El hombre y la posibilidad de encontrar el infinito

Javier Prades

En el ámbito de la cultura plural de Occidente, donde conviven diferentes expresiones de relación con el infinito, incluso contrapuestas, se puede escuchar la experiencia de una relación singular con el infinito: la historia de los primeros hombres que se encontraron con Jesús y que le reconocieron como el Cristo, el Mesías de Israel, el Hijo de Dios.
El Evangelio es un largo relato de experiencias de este tipo. Muchas personas corren a contar a otras algo que les ha cambiado la vida: el encuentro con Jesús de Nazaret. No nos sorprende que Benedicto XVI afirme que «el Evangelio no es solamente una comunicación de cosas que se pueden saber, sino una comunicación que comporta hechos y cambia la vida» (Spe Salvi 2).
¿Qué veían en Jesús? Muy resumidamente, podríamos decir que en aquel «encuentro» reconocían una presencia excepcional, sin parangón posible, en la que intuían que Dios se hacía cercano, es más, que estaba allí, con ellos.
Teniendo presente el título del Meeting («La naturaleza del hombre es relación con el infinito»), se podría decir que cuando aquellos hombres conocieron a Jesús hicieron una singular experiencia de relación con el infinito, porque aquel hombre portaba el infinito, lo hacía – por decirlo así – sentir, ver y oír, y así advertían que su vida encontraba un cumplimiento sobreabundante en aquella relación.
San Marcos describe claramente el comienzo de la actividad pública de Jesús (Mc 1, 16-39). Él llega al corazón de los afectos más personales, enseña en la sinagoga y deja con la boca abierta a quien le escucha, tiene poder sobre los demonios y la gente dice: «¡Este actúa con una autoridad nunca vista!».

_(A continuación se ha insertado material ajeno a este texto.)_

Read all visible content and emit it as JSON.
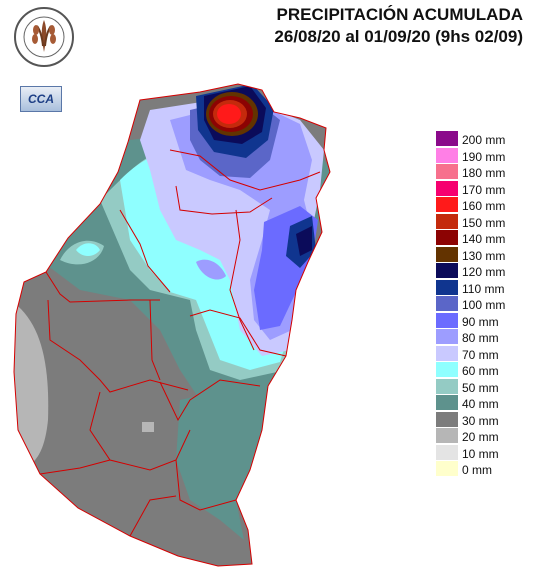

Durante la convivencia con este hombre extraordinario, iban descubriendo los rasgos inconfundibles de un nuevo modo de conocer el infinito misterio de Dios y, por tanto, de conocerse a sí mismos. Salía a la luz la estatura infinita de su yo, hasta descubrir con admiración y sorpresa que su yo era más grande que el mundo.

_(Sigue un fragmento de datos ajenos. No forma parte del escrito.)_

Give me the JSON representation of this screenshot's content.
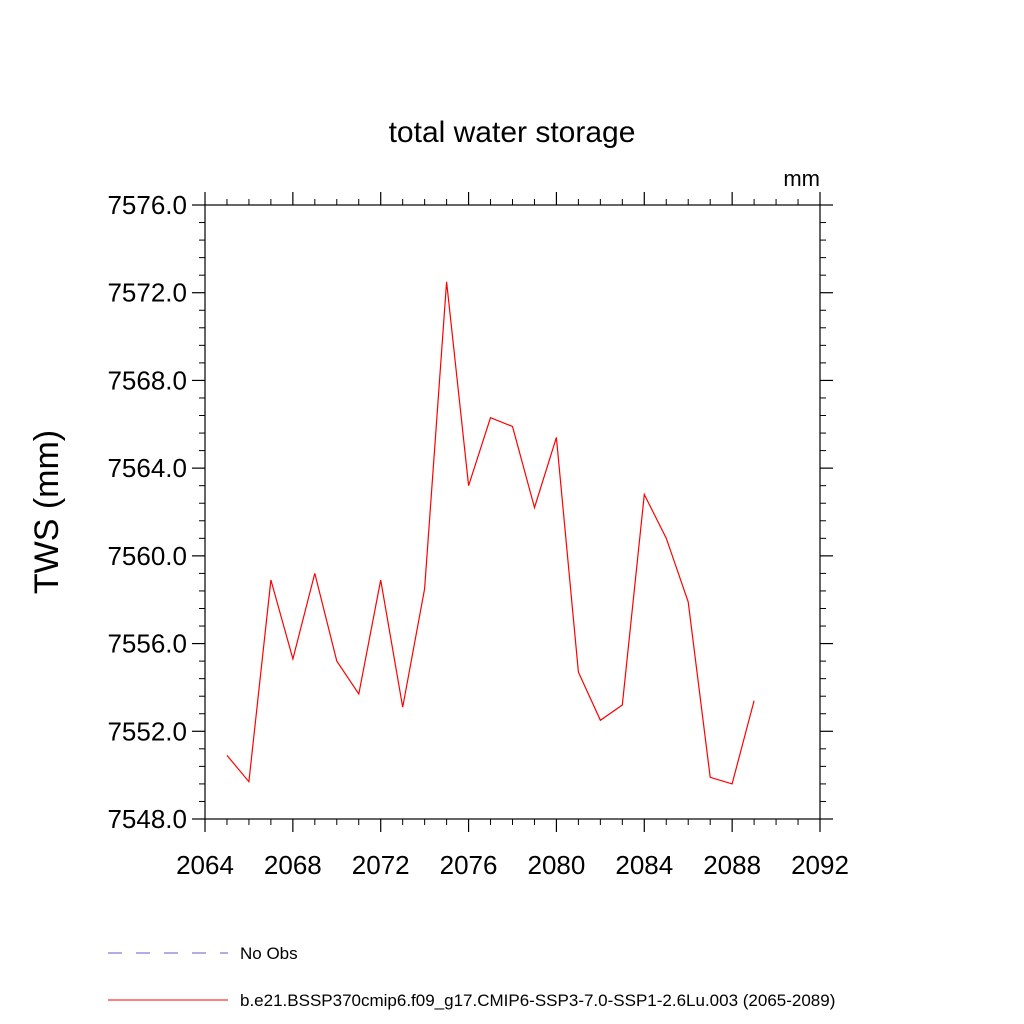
{
  "chart_data": {
    "type": "line",
    "title": "total water storage",
    "units_label": "mm",
    "ylabel": "TWS  (mm)",
    "xlabel": "",
    "xlim": [
      2064,
      2092
    ],
    "ylim": [
      7548.0,
      7576.0
    ],
    "x_ticks": [
      2064,
      2068,
      2072,
      2076,
      2080,
      2084,
      2088,
      2092
    ],
    "x_tick_labels": [
      "2064",
      "2068",
      "2072",
      "2076",
      "2080",
      "2084",
      "2088",
      "2092"
    ],
    "y_ticks": [
      7548,
      7552,
      7556,
      7560,
      7564,
      7568,
      7572,
      7576
    ],
    "y_tick_labels": [
      "7548.0",
      "7552.0",
      "7556.0",
      "7560.0",
      "7564.0",
      "7568.0",
      "7572.0",
      "7576.0"
    ],
    "series": [
      {
        "name": "b.e21.BSSP370cmip6.f09_g17.CMIP6-SSP3-7.0-SSP1-2.6Lu.003 (2065-2089)",
        "color": "#ff0000",
        "style": "solid",
        "x": [
          2065,
          2066,
          2067,
          2068,
          2069,
          2070,
          2071,
          2072,
          2073,
          2074,
          2075,
          2076,
          2077,
          2078,
          2079,
          2080,
          2081,
          2082,
          2083,
          2084,
          2085,
          2086,
          2087,
          2088,
          2089
        ],
        "values": [
          7550.9,
          7549.7,
          7558.9,
          7555.3,
          7559.2,
          7555.2,
          7553.7,
          7558.9,
          7553.1,
          7558.5,
          7572.5,
          7563.2,
          7566.3,
          7565.9,
          7562.2,
          7565.4,
          7554.7,
          7552.5,
          7553.2,
          7562.8,
          7560.8,
          7557.9,
          7549.9,
          7549.6,
          7553.4
        ]
      }
    ],
    "legend": [
      {
        "label": "No Obs",
        "color": "#6a5acd",
        "style": "dashed"
      },
      {
        "label": "b.e21.BSSP370cmip6.f09_g17.CMIP6-SSP3-7.0-SSP1-2.6Lu.003 (2065-2089)",
        "color": "#ff0000",
        "style": "solid"
      }
    ]
  }
}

No he encontrado un modo más eficaz de describir esta sorprendente valoración de uno mismo y del propio destino, fruto del encuentro con Jesús, que las palabras que don Giussani dirigió a Juan Pablo II en mayo de 1998: «“¿Qué es el hombre para que te acuerdes de él, el ser humano para darle poder?”. Ninguna pregunta me ha impresionado tanto en la vida como esta. Solamente ha habido un Hombre en el mundo que podía responderme, planteando una nueva pregunta: “¿De qué le sirve al hombre ganar el mundo entero si luego se pierde a sí mismo? O, ¿qué podrá dar el hombre a cambio de sí mismo?”. ¡No he escuchado jamás ninguna otra pregunta dirigida a mí que me dejara tan cortada la respiración como esta de Cristo! Ninguna madre ha escuchado jamás otra voz hablar de su hijo con la misma ternura original y valoración indiscutible del fruto de su seno, con semejante afirmación totalmente
positiva de su destino: únicamente la voz del hebreo Jesús de Nazaret. Pero, más aún:
¡ningún hombre puede sentirse mejor afirmado con la dignidad de quien tiene un valor
absoluto por encima de cualquier logro suyo! ¡Nadie ha podido jamás hablar así en el
mundo!».
Lo que habían percibido los primeros discípulos, lo que expresaba don Giussani con esta dramática sensibilidad, y lo que tal vez también cada uno de nosotros ha podido descubrir con estupor y humildad, es que se puede conocer a uno mismo, al mundo y a Dios, según una novedad inimaginable. Se puede mirar todo con una mirada infinita, con la mirada de Dios. Es sobre esto sobre lo que sentimos la responsabilidad y la alegría de hablar a todos.